Multi-videoconferencing is a service that permits to connection of three or more conference rooms, allowing a video, voice and data connection between all those participating in the session present in the rooms. Working groups belonging to several offices, physically separated even by great distances, can thus conduct technical meetings with no need to go on expensive trips.
The service is offered by using the rooms and the equipment previously designed for point-to-point videoconferencing, in which only two rooms are connected with each other so that the corresponding room is seen, thus simulating what occurs in a meeting between two groups seated at opposite sides of a table.
Typically, rooms are equipped with a meeting table, on one side of which are seated local participants, who come in contact with the participants present in the remote room by receiving their images through monitors present on the other side of the table. The room equipment is thus designed to collect video, voice and data information generated locally, and, through CODEC, to encode them so as to conveniently transmit them to the room where they are decoded and displayed in real time.

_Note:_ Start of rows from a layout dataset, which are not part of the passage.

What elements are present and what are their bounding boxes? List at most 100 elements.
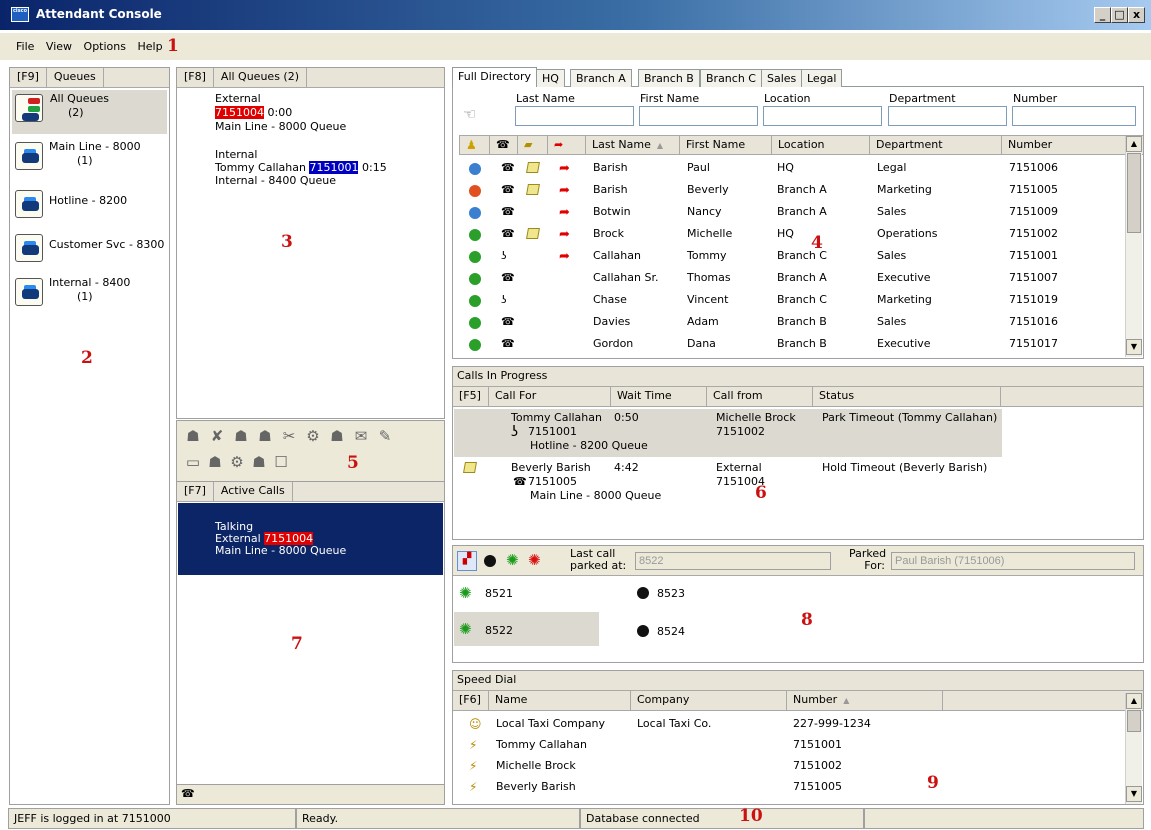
column-number[interactable]: Number — [1002, 136, 1126, 154]
directory-row[interactable]: ☎ ➦ Barish Paul HQ Legal 7151006 — [459, 157, 1125, 179]
directory-row[interactable]: ☎ Gordon Dana Branch B Executive 7151017 — [459, 333, 1125, 355]
display-icon[interactable]: ▭ — [183, 453, 203, 473]
phone-hold-icon[interactable]: ☗ — [205, 453, 225, 473]
release-icon[interactable]: ✘ — [207, 427, 227, 447]
minimize-button[interactable]: _ — [1094, 7, 1111, 23]
dial-icon[interactable]: ✉ — [351, 427, 371, 447]
scroll-up-button[interactable]: ▲ — [1126, 693, 1142, 709]
consult-transfer-icon[interactable]: ✂ — [279, 427, 299, 447]
forward-column-icon[interactable]: ➦ — [548, 136, 586, 154]
close-button[interactable]: x — [1128, 7, 1145, 23]
directory-row[interactable]: ☎ Davies Adam Branch B Sales 7151016 — [459, 311, 1125, 333]
conference-icon[interactable]: ⚙ — [303, 427, 323, 447]
status-login: JEFF is logged in at 7151000 — [8, 808, 296, 829]
redirect-icon[interactable]: ☐ — [271, 453, 291, 473]
park-slot-number: 8521 — [485, 587, 513, 600]
directory-row[interactable]: ☎ ➦ Botwin Nancy Branch A Sales 7151009 — [459, 201, 1125, 223]
search-icon[interactable]: ☜ — [463, 105, 476, 123]
call-time: 0:15 — [361, 161, 387, 174]
directory-row[interactable]: ☎ ➦ Brock Michelle HQ Operations 7151002 — [459, 223, 1125, 245]
menu-help[interactable]: Help — [137, 40, 162, 53]
answer-icon[interactable]: ☗ — [183, 427, 203, 447]
column-company[interactable]: Company — [631, 691, 787, 710]
cell-location: Branch B — [777, 337, 827, 350]
join-icon[interactable]: ⚙ — [227, 453, 247, 473]
queue-item-customer-svc[interactable]: Customer Svc - 8300 — [15, 230, 165, 274]
voicemail-icon[interactable]: ☗ — [249, 453, 269, 473]
queue-item-main-line[interactable]: Main Line - 8000 (1) — [15, 138, 165, 182]
scroll-up-button[interactable]: ▲ — [1126, 136, 1142, 152]
speed-dial-row[interactable]: ⚡ Michelle Brock 7151002 — [453, 755, 1121, 777]
scroll-thumb[interactable] — [1127, 710, 1141, 732]
directory-scrollbar[interactable]: ▲ ▼ — [1125, 136, 1142, 357]
park-slot-selected[interactable]: ✺ 8522 — [454, 612, 599, 646]
first-name-input[interactable] — [639, 106, 758, 126]
park-slot[interactable]: 8524 — [631, 616, 781, 646]
column-call-for[interactable]: Call For — [489, 387, 611, 406]
column-wait-time[interactable]: Wait Time — [611, 387, 707, 406]
directory-row[interactable]: ʖ ➦ Callahan Tommy Branch C Sales 7151001 — [459, 245, 1125, 267]
park-slot[interactable]: ✺ 8521 — [453, 578, 603, 608]
tab-sales[interactable]: Sales — [761, 69, 803, 87]
park-slot-empty-icon[interactable] — [484, 555, 496, 567]
speed-dial-row[interactable]: ☺ Local Taxi Company Local Taxi Co. 227-999… — [453, 713, 1121, 735]
number-input[interactable] — [1012, 106, 1136, 126]
column-first-name[interactable]: First Name — [680, 136, 772, 154]
maximize-button[interactable]: □ — [1111, 7, 1128, 23]
park-slot[interactable]: 8523 — [631, 578, 781, 608]
park-filter-icon[interactable]: ▞ — [457, 551, 477, 571]
tab-legal[interactable]: Legal — [801, 69, 843, 87]
phone-column-icon[interactable]: ☎ — [490, 136, 518, 154]
queue-call-internal[interactable]: Internal Tommy Callahan 7151001 0:15 Int… — [215, 148, 387, 187]
tab-branch-a[interactable]: Branch A — [570, 69, 632, 87]
hold-icon[interactable]: ☗ — [231, 427, 251, 447]
speed-dial-row[interactable]: ⚡ Beverly Barish 7151005 — [453, 776, 1121, 798]
speed-dial-icon: ⚡ — [469, 738, 478, 752]
park-icon[interactable]: ☗ — [327, 427, 347, 447]
active-call-item[interactable]: Talking External 7151004 Main Line - 800… — [178, 503, 443, 575]
note-column-icon[interactable]: ▰ — [518, 136, 548, 154]
queue-item-internal[interactable]: Internal - 8400 (1) — [15, 274, 165, 318]
location-input[interactable] — [763, 106, 882, 126]
menu-file[interactable]: File — [16, 40, 34, 53]
cell-name: Beverly Barish — [496, 780, 576, 793]
column-status[interactable]: Status — [813, 387, 1001, 406]
queue-item-all[interactable]: All Queues (2) — [12, 90, 167, 134]
scroll-thumb[interactable] — [1127, 153, 1141, 233]
column-location[interactable]: Location — [772, 136, 870, 154]
annotation-7: 7 — [291, 634, 303, 654]
department-input[interactable] — [888, 106, 1007, 126]
directory-row[interactable]: ʖ Chase Vincent Branch C Marketing 7151019 — [459, 289, 1125, 311]
speed-dial-row[interactable]: ⚡ Tommy Callahan 7151001 — [453, 734, 1121, 756]
park-slot-timeout-icon[interactable]: ✺ — [528, 551, 541, 569]
menu-view[interactable]: View — [46, 40, 72, 53]
queue-call-external[interactable]: External 7151004 0:00 Main Line - 8000 Q… — [215, 92, 346, 134]
queue-item-hotline[interactable]: Hotline - 8200 — [15, 186, 165, 230]
available-icon — [469, 317, 481, 329]
directory-row[interactable]: ☎ Callahan Sr. Thomas Branch A Executive 7151… — [459, 267, 1125, 289]
parked-for-field[interactable] — [891, 552, 1135, 570]
column-call-from[interactable]: Call from — [707, 387, 813, 406]
park-slot-available-icon[interactable]: ✺ — [506, 551, 519, 569]
column-last-name[interactable]: Last Name ▲ — [586, 136, 680, 154]
tab-full-directory[interactable]: Full Directory — [452, 67, 538, 88]
tab-hq[interactable]: HQ — [536, 69, 565, 87]
scroll-down-button[interactable]: ▼ — [1126, 339, 1142, 355]
scroll-down-button[interactable]: ▼ — [1126, 786, 1142, 802]
tab-branch-c[interactable]: Branch C — [700, 69, 762, 87]
column-department[interactable]: Department — [870, 136, 1002, 154]
directory-row[interactable]: ☎ ➦ Barish Beverly Branch A Marketing 7151005 — [459, 179, 1125, 201]
menu-options[interactable]: Options — [84, 40, 126, 53]
column-speed-number[interactable]: Number ▲ — [787, 691, 943, 710]
call-progress-row[interactable]: Beverly Barish ☎ 7151005 Main Line - 800… — [454, 459, 1002, 507]
speed-dial-scrollbar[interactable]: ▲ ▼ — [1125, 693, 1142, 804]
tab-branch-b[interactable]: Branch B — [638, 69, 700, 87]
cell-number: 7151002 — [793, 759, 842, 772]
last-name-input[interactable] — [515, 106, 634, 126]
presence-column-icon[interactable]: ♟ — [460, 136, 490, 154]
column-name[interactable]: Name — [489, 691, 631, 710]
transfer-icon[interactable]: ☗ — [255, 427, 275, 447]
last-parked-field[interactable] — [635, 552, 831, 570]
blind-transfer-icon[interactable]: ✎ — [375, 427, 395, 447]
call-progress-row[interactable]: Tommy Callahan ʖ 7151001 Hotline - 8200 … — [454, 409, 1002, 457]
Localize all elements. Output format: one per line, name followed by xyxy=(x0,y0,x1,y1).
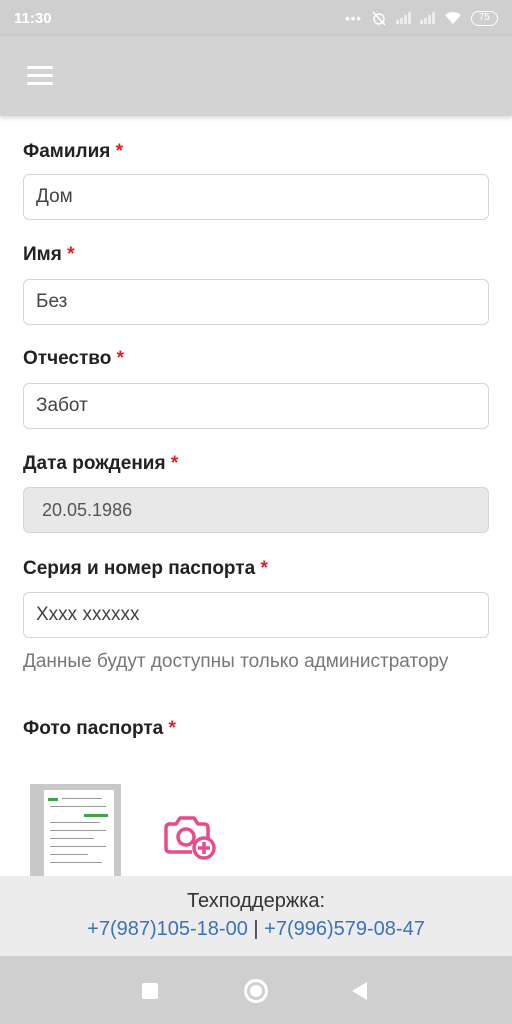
phone-separator: | xyxy=(253,918,259,940)
last-name-label: Фамилия * xyxy=(23,141,124,162)
battery-icon: 75 xyxy=(470,10,498,26)
passport-photo-label: Фото паспорта * xyxy=(23,718,176,739)
passport-photo-thumbnail[interactable] xyxy=(30,784,121,876)
registration-form: Фамилия * Имя * Отчество * Дата рождения… xyxy=(0,116,512,742)
system-nav-bar xyxy=(0,956,512,1024)
passport-input[interactable] xyxy=(23,592,489,638)
nav-recents-icon[interactable] xyxy=(142,983,158,999)
signal-icon-1 xyxy=(395,12,411,24)
status-bar: 11:30 ••• 75 xyxy=(0,0,512,36)
patronymic-input[interactable] xyxy=(23,383,489,429)
nav-home-icon[interactable] xyxy=(244,979,268,1003)
status-icons: ••• 75 xyxy=(345,10,498,26)
menu-icon[interactable] xyxy=(27,66,53,86)
last-name-input[interactable] xyxy=(23,174,489,220)
app-bar xyxy=(0,36,512,116)
first-name-input[interactable] xyxy=(23,279,489,325)
passport-hint: Данные будут доступны только администрат… xyxy=(23,651,449,672)
support-phone-2-link[interactable]: +7(996)579-08-47 xyxy=(264,918,425,940)
patronymic-label: Отчество * xyxy=(23,348,125,369)
support-phone-1-link[interactable]: +7(987)105-18-00 xyxy=(87,918,248,940)
support-title: Техподдержка: xyxy=(186,890,326,912)
first-name-label: Имя * xyxy=(23,244,75,265)
birth-date-input[interactable] xyxy=(23,487,489,533)
birth-date-label: Дата рождения * xyxy=(23,453,179,474)
passport-label: Серия и номер паспорта * xyxy=(23,558,268,579)
nav-back-icon[interactable] xyxy=(352,982,367,1000)
support-footer: Техподдержка: +7(987)105-18-00 | +7(996)… xyxy=(0,876,512,956)
support-phones: +7(987)105-18-00 | +7(996)579-08-47 xyxy=(0,918,512,941)
status-time: 11:30 xyxy=(14,9,52,27)
signal-icon-2 xyxy=(419,12,435,24)
camera-add-icon[interactable] xyxy=(162,812,218,860)
alarm-off-icon xyxy=(372,11,386,26)
wifi-icon xyxy=(444,12,461,24)
document-preview-image xyxy=(44,790,114,876)
notification-dots-icon: ••• xyxy=(345,10,362,26)
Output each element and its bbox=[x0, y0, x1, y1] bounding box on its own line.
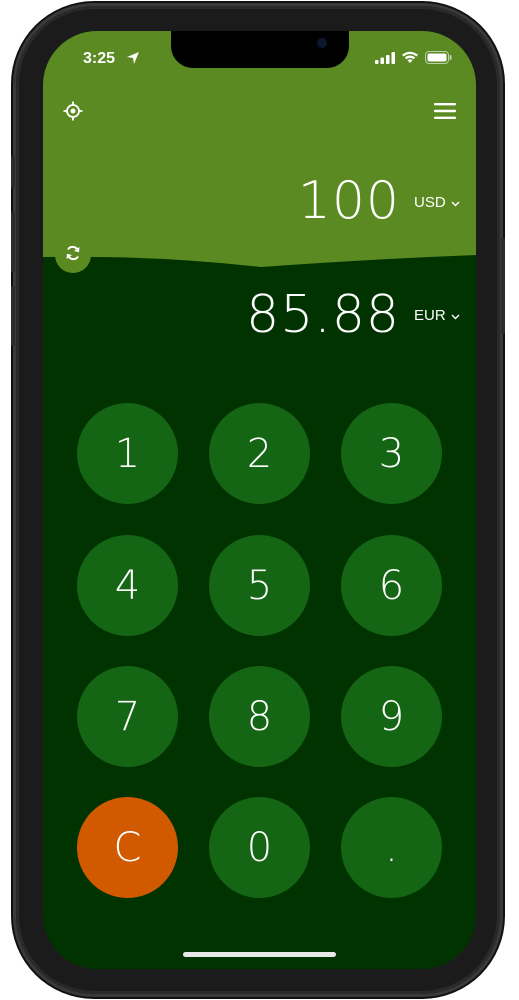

In multi-videoconferencing, on the other hand, each room is in contact with two or more other rooms. To provide a service identical to point-to-point videoconferencing, it would be necessary to connect all the rooms in a complete network and simultaneously display in each room what has been produced by all the others. Room equipment is generally not dimensioned to do this, both in terms of visual displays and in terms of decoding equipment, as both can normally process the flow coming from just a single connection. In any case, even if it were possible, the resulting performance would risk becoming irksome with the increase in number of rooms simultaneously connected.